It is common for people who want to lose weight withdraw from carbohydrate diet or begin to eat more protein, for example. What many are unaware of is that eating high-fiber foods can help in reducing weight and preventing diseases such as hypercholesterolemia, diabetes, constipation and diverticulosis of the colon, among others.
In addition, those who consume fibrous foods feel satiated faster. “The fibers quench more (staying longer in the stomach) than refined foods, and with this, the tendency is to eat fewer calories, explains Professor of Nutrition course of FASM, Paula Macedo. “The stomach produces the delay in emptying and gastric distension.”
Bowel movements are also benefited by the fibers in the process of digestion. “In the small intestine, the soluble fiber attracts molecules such as cholesterol and glucose” said Paula.
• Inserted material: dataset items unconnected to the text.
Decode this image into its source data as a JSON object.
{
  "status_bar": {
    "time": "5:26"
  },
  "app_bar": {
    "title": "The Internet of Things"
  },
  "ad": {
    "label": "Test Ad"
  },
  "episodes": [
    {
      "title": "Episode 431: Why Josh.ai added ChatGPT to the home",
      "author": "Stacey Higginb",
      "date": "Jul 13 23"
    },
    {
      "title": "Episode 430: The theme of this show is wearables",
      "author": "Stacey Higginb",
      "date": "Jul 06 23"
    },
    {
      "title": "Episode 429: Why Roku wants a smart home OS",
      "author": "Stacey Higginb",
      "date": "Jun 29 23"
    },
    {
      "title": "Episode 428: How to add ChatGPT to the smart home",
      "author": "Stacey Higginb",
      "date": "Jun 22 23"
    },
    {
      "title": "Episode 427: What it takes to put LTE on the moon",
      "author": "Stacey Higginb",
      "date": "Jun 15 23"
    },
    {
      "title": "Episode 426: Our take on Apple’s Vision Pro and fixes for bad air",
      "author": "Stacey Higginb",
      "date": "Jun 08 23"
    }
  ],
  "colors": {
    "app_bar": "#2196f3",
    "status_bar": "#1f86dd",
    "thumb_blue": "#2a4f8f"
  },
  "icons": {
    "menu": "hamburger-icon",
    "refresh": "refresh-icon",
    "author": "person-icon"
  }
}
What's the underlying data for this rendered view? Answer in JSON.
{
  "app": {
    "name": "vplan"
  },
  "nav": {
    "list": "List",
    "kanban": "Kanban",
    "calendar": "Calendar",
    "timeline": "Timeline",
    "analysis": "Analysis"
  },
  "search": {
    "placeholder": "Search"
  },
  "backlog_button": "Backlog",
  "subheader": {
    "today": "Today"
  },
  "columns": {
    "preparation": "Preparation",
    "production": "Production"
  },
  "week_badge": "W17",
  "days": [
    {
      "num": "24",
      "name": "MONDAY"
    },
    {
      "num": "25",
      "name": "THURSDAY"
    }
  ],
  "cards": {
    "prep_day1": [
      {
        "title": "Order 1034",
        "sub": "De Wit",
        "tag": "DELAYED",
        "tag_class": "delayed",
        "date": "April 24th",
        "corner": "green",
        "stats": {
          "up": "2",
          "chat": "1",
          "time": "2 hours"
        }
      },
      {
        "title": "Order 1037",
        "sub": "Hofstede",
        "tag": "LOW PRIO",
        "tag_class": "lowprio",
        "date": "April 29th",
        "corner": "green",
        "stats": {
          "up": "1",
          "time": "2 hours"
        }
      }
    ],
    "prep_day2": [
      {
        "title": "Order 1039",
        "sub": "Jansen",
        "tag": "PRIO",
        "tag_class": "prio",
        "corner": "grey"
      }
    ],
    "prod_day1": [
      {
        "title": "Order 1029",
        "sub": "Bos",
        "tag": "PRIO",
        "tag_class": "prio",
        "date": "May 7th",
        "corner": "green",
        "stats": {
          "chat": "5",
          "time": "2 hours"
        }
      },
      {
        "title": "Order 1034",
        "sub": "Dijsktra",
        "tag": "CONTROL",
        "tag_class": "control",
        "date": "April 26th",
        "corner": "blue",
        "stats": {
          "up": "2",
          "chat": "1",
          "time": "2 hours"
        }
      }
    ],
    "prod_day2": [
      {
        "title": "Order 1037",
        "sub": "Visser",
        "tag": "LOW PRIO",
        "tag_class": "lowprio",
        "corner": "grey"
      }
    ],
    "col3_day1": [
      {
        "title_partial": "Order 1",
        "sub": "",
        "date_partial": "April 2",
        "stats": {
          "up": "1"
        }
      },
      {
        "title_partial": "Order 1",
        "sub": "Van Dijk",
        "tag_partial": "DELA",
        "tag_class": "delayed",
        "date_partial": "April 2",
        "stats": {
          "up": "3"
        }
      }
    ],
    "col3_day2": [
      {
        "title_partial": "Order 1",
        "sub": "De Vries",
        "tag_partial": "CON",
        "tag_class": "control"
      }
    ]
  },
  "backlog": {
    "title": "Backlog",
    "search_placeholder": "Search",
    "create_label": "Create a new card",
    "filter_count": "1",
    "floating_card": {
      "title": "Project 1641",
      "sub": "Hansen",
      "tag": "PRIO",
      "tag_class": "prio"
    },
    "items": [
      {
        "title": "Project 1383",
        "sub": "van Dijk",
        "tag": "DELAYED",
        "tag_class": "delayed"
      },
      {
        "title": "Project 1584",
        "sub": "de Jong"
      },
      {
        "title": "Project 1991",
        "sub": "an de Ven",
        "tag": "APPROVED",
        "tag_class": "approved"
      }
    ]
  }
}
Those interested in adding more fiber to the daily diet, the nutritionist gives ten tips:
· Try to eat vegetables and raw fruits, including bark, where appropriate. Baking reduces the fiber content. edible seeds of fruits and vegetables can also be consumed;
· Adapt gradually to a diet rich in fiber and increase the volume of water taken during the day;
· Use more whole grains in your diet, such as brown rice, whole barley, bran, wheat for kebab, grits (grits), whole wheat, wheat germ and others, in soups, salads and main dishes;
· instant cereals rich in fiber are good choices for breakfast and snacks;
· Replace flour whole wheat for half white flour in baked preparations (breads, cakes, cookies, pizza dough, pies, etc.);
· Sprinkle bran in spaghetti sauce, soups, stewed meats, pancakes and cooked cereals (ex .: cornmeal porridge);
· Add whole grain or bran (ex .: oats, wheat) in ice cream, yoghurt, porridges, salads, stews, soups and other preparations. Nuts, roasted soybeans, sesame, linseed, sunflower seed and other also add fiber and are decorative;
· For snacks rich in fiber, eat popcorn, peanuts, walnuts, almonds and whole cereal bars;
· If your diet is low in fiber and you increase fiber intake too quickly and in large quantities, you can feel flatulence (gas), bloating, cramps and diarrhea. To avoid such discomfort, increased dietary fiber should be gradually (one month or more), it requires a certain intestinal adaptation. If these symptoms occur, cut food related temporarily and then start to consume them gradually;
· Be careful with the calories. Fiber is not a medicament. Many rich sources of fiber are also high in calories. If you eat extra calories to add fiber-rich foods to your daily diet rather than replacing other foods, you will probably gain weight.